Об этом можно было догадаться сразу после свадьбы, поскольку жена так и не сменила временную московскую прописку на постоянную столичную, что в обычае всех рвавшихся в Москву девиц; развод не давал ей никаких шансов задерживаться в моей квартире, но она и не нужна была Маргит, широчайшие горизонты простирались перед ней, таинственная даль влекла, она и позвала недоучившуюся студентку, нашелся истинный мужчина, не чета мне, к нему она и перебралась, с собой захватив дочь и Голсуорси с загнутой страницей. Потом - короткий суд, развод, отказ от алиментов (а я настаивал на них), и можно подводить кое-какие итоги. Мать, зубы проевшая на Диккенсе и Голсуорси, восхвалявшая Драйзера и Говарда Фаста, диссертацию защищавшая по ним, не стерпела бы, конечно, англоманку Маргит рядом с собой, в одной берлоге они не ужились бы, но, знать, теперь сами стены выдавили из квартиры фанатичку, помешанную на Англии.

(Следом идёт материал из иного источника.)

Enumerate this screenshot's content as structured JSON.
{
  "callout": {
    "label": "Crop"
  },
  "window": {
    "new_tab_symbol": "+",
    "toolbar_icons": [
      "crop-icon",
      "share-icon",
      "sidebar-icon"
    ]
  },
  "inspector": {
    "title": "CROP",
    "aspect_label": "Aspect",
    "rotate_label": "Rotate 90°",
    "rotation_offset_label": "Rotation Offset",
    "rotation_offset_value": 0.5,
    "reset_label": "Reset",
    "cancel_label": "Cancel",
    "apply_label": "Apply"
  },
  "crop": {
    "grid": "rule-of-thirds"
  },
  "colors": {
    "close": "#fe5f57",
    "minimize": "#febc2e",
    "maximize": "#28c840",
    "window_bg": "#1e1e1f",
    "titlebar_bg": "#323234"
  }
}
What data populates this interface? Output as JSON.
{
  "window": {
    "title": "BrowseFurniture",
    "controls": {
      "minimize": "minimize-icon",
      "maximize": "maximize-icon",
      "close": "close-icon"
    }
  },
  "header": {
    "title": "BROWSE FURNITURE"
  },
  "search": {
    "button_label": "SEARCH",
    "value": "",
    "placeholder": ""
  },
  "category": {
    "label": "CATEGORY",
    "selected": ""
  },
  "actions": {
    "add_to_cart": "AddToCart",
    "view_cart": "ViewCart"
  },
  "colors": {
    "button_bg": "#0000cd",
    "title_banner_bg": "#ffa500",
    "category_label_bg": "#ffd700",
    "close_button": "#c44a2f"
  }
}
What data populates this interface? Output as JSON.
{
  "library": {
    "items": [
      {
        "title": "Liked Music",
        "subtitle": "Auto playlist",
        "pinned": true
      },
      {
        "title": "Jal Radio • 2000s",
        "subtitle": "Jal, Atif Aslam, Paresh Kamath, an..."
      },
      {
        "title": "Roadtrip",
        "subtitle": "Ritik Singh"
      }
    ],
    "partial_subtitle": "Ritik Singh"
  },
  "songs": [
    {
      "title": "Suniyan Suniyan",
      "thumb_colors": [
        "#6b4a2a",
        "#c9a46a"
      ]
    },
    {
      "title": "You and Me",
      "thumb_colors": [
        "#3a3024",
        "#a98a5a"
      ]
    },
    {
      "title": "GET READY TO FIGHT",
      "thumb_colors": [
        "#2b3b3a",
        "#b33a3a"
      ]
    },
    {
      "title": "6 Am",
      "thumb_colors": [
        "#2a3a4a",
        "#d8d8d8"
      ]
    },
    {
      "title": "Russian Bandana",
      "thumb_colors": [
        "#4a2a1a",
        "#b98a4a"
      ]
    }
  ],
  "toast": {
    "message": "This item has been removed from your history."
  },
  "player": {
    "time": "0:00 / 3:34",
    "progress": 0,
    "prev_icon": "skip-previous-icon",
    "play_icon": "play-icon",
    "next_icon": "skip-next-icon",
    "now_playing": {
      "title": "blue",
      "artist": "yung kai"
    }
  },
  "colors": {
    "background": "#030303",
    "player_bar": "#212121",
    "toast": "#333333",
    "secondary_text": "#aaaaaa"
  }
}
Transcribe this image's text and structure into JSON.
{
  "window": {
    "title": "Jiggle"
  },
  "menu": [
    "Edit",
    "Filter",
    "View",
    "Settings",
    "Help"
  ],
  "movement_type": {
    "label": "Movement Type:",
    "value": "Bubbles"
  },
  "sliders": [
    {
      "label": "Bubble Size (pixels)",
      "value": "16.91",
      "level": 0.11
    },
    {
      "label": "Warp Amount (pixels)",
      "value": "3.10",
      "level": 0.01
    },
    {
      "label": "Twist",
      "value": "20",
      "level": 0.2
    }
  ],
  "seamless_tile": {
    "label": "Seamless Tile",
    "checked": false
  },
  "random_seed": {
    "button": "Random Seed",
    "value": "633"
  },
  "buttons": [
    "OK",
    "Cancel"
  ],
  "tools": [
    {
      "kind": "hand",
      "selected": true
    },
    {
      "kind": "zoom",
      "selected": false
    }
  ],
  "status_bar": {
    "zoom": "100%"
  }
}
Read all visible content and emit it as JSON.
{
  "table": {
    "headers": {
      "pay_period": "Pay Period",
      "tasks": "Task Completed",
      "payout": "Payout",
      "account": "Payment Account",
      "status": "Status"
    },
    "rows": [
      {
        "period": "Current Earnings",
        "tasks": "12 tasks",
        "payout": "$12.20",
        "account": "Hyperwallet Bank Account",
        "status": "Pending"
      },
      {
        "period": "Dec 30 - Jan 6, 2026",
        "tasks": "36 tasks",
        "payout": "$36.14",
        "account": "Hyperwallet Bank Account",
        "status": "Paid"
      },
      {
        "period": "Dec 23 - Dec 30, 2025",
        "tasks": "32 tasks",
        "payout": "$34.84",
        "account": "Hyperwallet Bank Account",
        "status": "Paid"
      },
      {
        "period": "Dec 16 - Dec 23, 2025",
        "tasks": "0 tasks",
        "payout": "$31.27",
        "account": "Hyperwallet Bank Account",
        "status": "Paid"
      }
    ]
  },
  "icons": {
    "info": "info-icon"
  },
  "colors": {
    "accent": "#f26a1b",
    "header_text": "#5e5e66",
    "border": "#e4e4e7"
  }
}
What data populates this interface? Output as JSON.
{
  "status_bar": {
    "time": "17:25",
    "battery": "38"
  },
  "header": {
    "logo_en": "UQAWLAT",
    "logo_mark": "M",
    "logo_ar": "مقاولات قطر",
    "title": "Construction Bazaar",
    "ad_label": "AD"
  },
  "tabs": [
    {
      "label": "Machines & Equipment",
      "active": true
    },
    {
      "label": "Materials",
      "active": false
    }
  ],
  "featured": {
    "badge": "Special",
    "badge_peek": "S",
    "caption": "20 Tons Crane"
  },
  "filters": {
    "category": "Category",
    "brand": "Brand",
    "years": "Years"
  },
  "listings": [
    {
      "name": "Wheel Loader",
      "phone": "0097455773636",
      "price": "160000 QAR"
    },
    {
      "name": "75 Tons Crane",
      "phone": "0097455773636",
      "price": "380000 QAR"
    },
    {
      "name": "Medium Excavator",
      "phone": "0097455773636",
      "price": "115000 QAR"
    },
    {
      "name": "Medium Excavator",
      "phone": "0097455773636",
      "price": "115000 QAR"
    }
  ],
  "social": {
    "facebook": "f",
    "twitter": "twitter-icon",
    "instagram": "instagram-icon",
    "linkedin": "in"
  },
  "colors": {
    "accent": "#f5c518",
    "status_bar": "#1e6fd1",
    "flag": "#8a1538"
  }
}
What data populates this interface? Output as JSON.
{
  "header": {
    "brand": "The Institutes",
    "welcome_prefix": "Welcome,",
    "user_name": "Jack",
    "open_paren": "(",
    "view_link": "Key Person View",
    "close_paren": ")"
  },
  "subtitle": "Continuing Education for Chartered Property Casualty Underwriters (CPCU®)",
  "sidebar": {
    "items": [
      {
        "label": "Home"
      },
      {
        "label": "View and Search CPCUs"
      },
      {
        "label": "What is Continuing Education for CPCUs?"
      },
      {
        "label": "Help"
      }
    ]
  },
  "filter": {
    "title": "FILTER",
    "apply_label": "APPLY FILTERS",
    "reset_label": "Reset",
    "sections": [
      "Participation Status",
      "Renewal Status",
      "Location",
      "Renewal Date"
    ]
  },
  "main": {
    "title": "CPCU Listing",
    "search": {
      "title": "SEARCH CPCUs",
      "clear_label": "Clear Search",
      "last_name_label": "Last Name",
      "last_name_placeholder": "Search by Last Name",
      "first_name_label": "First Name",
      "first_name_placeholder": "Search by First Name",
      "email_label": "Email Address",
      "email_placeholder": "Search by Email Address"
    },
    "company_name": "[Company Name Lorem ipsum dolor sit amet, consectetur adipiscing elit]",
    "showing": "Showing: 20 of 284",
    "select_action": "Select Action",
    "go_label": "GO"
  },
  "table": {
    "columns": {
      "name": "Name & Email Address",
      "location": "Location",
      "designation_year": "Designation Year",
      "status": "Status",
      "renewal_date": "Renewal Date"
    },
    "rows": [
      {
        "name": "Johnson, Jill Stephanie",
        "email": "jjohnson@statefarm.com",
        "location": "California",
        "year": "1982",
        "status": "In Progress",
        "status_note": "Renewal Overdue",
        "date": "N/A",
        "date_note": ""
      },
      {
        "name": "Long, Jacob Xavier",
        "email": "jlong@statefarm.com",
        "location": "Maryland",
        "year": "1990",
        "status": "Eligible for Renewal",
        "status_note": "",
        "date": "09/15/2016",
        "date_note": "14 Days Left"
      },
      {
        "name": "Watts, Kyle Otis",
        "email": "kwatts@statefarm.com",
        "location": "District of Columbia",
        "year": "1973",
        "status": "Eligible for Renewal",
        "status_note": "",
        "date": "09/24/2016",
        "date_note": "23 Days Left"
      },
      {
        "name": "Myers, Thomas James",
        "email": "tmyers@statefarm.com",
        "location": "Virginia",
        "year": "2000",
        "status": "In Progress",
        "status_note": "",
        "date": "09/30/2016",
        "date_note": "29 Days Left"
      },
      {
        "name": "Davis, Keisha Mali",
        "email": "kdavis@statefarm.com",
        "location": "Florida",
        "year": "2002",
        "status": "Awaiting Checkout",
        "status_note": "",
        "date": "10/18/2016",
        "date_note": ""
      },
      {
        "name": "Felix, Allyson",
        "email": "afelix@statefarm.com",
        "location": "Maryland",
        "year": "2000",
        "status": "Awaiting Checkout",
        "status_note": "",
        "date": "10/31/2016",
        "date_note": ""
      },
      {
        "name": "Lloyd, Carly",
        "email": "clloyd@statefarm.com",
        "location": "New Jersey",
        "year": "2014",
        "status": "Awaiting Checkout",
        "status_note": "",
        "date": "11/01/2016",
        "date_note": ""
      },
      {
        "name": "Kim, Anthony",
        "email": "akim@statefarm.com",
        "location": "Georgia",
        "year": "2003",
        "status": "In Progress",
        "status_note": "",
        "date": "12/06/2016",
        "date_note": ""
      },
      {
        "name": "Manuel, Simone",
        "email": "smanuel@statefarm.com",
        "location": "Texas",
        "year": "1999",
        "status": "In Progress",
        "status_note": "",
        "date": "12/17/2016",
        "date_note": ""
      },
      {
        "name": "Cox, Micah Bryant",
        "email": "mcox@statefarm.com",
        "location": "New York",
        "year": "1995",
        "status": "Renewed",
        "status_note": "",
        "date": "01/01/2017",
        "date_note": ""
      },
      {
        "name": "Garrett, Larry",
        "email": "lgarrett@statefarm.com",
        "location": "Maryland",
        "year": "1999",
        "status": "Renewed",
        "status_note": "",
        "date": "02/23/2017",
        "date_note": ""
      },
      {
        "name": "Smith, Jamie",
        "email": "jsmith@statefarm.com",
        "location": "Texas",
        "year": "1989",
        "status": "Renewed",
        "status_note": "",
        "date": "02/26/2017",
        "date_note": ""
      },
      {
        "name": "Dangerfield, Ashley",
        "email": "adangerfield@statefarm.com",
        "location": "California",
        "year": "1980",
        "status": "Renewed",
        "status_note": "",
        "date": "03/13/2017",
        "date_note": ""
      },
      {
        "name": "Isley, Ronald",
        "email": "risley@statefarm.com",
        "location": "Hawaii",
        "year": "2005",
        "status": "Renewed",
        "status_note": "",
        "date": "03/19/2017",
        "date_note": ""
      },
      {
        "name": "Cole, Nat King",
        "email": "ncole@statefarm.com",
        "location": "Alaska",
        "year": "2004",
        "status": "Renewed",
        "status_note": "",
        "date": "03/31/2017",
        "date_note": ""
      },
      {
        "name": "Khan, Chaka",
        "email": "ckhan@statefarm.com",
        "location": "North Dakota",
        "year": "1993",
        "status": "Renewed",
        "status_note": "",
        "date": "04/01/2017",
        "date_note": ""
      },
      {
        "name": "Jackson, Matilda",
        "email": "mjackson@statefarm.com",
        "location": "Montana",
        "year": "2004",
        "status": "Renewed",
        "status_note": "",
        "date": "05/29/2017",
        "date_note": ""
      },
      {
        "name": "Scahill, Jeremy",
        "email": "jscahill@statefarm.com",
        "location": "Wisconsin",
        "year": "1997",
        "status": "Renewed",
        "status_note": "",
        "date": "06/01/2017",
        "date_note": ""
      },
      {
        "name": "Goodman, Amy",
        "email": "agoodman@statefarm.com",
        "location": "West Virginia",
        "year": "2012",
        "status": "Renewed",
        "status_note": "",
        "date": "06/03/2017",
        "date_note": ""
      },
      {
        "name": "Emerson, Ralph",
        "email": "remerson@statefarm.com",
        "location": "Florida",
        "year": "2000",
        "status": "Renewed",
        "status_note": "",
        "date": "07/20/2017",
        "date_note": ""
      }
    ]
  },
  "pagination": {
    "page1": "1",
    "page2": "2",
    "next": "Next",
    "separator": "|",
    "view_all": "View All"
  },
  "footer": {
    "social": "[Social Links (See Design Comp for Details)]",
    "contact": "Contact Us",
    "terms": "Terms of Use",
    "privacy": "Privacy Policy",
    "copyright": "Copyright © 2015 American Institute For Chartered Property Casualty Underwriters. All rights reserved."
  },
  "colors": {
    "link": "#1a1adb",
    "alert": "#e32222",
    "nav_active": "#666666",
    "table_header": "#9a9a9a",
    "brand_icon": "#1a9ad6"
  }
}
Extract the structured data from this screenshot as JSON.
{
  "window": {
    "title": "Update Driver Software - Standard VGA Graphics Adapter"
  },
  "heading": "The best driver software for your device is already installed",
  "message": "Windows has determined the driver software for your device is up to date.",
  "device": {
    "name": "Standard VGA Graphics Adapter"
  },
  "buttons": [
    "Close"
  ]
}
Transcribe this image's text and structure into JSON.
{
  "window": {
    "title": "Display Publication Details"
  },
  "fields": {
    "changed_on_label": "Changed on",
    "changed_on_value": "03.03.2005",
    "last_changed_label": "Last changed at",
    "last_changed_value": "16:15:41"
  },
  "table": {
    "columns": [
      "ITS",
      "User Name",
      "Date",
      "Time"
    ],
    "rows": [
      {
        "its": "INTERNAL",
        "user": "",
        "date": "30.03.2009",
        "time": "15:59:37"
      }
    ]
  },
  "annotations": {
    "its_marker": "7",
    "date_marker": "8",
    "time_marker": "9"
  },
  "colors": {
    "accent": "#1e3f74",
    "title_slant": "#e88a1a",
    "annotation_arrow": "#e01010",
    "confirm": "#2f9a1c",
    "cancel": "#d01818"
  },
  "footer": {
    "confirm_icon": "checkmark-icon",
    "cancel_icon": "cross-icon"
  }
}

Я остался в одиночестве, я скучал по топоту детских ножек, по шуму воды в ванной, где плескалась счастливая Анночка. Надо было привыкать к житию-бытию, которое выпало на времена, когда на комплексный обед хватало рубля, а мне в ракетном НИИ платили более двухсот; бывшая супруга держала данное судье слово, исполнительный лист в бухгалтерию не приходил, но пятьдесят рублей ежемесячно откладывались в коробку из-под леденцов, любимых дочерью. Все англичане казались мне снобами, кичливыми гордецами, написанные ими книги снял я с полок и упрятал в диван, боясь гадать о том, какой национальности мужчина, на коленях которого сидит моя Анночка, и однажды, не зная, чем заполнить время, взял да написал две повести, из тех, что назывались "молодежными". Зачем писал, кому писал, не ради денег же - да убей меня, не знаю! Как-то в школе приносит учитель фотографию Ольги Сократовны Чернышевской, все шеи вытянули, а я, наискромнейший из скромнейших, вдруг предложил: "А вы ее по рукам пустите!" Выгнали с урока, к моему удивлению.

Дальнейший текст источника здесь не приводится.